At the event, there also was a ton of leaflets, newspapers and annual reports available - and a discount on the poetry book as well as on the following publication available on Amazon (£8.99):

This is a collection of photographs and interviews with refugees, who have made their home in Oxford after leaving their countries due to persecution. Some have been here for a few weeks, some for more than 50 years. Many have made huge contributions to our society as doctors and philosophers, students, businesspeople, artists and teachers. These are extraordinary stories of courage, endurance and humour. "This is not a book about how refugees are human beings just like the rest of us. Most of them have experiences the rest of cannot even begin to comprehend. It is a book about how some extraordinary people become an important part of who we all are." - Mark Heddon, the co-editor.

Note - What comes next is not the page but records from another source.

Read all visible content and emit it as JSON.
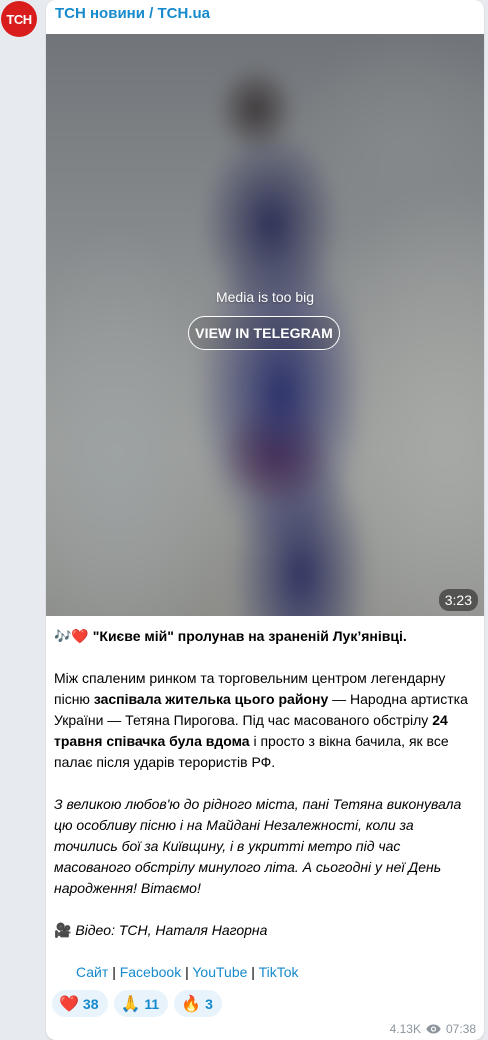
{
  "channel": {
    "avatar_text": "ТСН",
    "title": "ТСН новини / TCH.ua",
    "brand_color": "#d91c1c",
    "accent_color": "#168acd"
  },
  "media": {
    "message": "Media is too big",
    "button_label": "VIEW IN TELEGRAM",
    "duration": "3:23"
  },
  "post": {
    "headline_emoji": "🎶❤️",
    "headline": "\"Києве мій\" пролунав на зраненій Лук’янівці.",
    "p1_a": "Між спаленим ринком та торговельним центром легендарну пісню ",
    "p1_b": "заспівала жителька цього району",
    "p1_c": " — Народна артистка України — Тетяна Пирогова. Під час масованого обстрілу ",
    "p1_d": "24 травня співачка була вдома",
    "p1_e": " і просто з вікна бачила, як все палає після ударів терористів РФ.",
    "p2": "З великою любов'ю до рідного міста, пані Тетяна виконувала цю особливу пісню і на Майдані Незалежності, коли за точились бої за Київщину, і в укритті метро під час масованого обстрілу минулого літа. А сьогодні у неї День народження! Вітаємо!",
    "credit_emoji": "🎥",
    "credit": "Відео: ТСН, Наталя Нагорна",
    "links": [
      "Сайт",
      "Facebook",
      "YouTube",
      "TikTok"
    ],
    "separator": "|"
  },
  "reactions": [
    {
      "emoji": "❤️",
      "icon": "heart-icon",
      "count": "38"
    },
    {
      "emoji": "🙏",
      "icon": "pray-icon",
      "count": "11"
    },
    {
      "emoji": "🔥",
      "icon": "fire-icon",
      "count": "3"
    }
  ],
  "meta": {
    "views": "4.13K",
    "time": "07:38",
    "views_icon": "eye-icon"
  }
}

Hmmm! I can only hope that they have the two books in the local library! I am currently job-hunting in two countries and actively unwinding in my home town Vienna but I would like to try to get reprint licenses for not more than a handful of poems to post on my blog when I find the time eventually. I have also been speaking an awful lot of German lately, so please forgive me if my style on this post is not up to standard.

Hope to see you on next year's town hall meeting!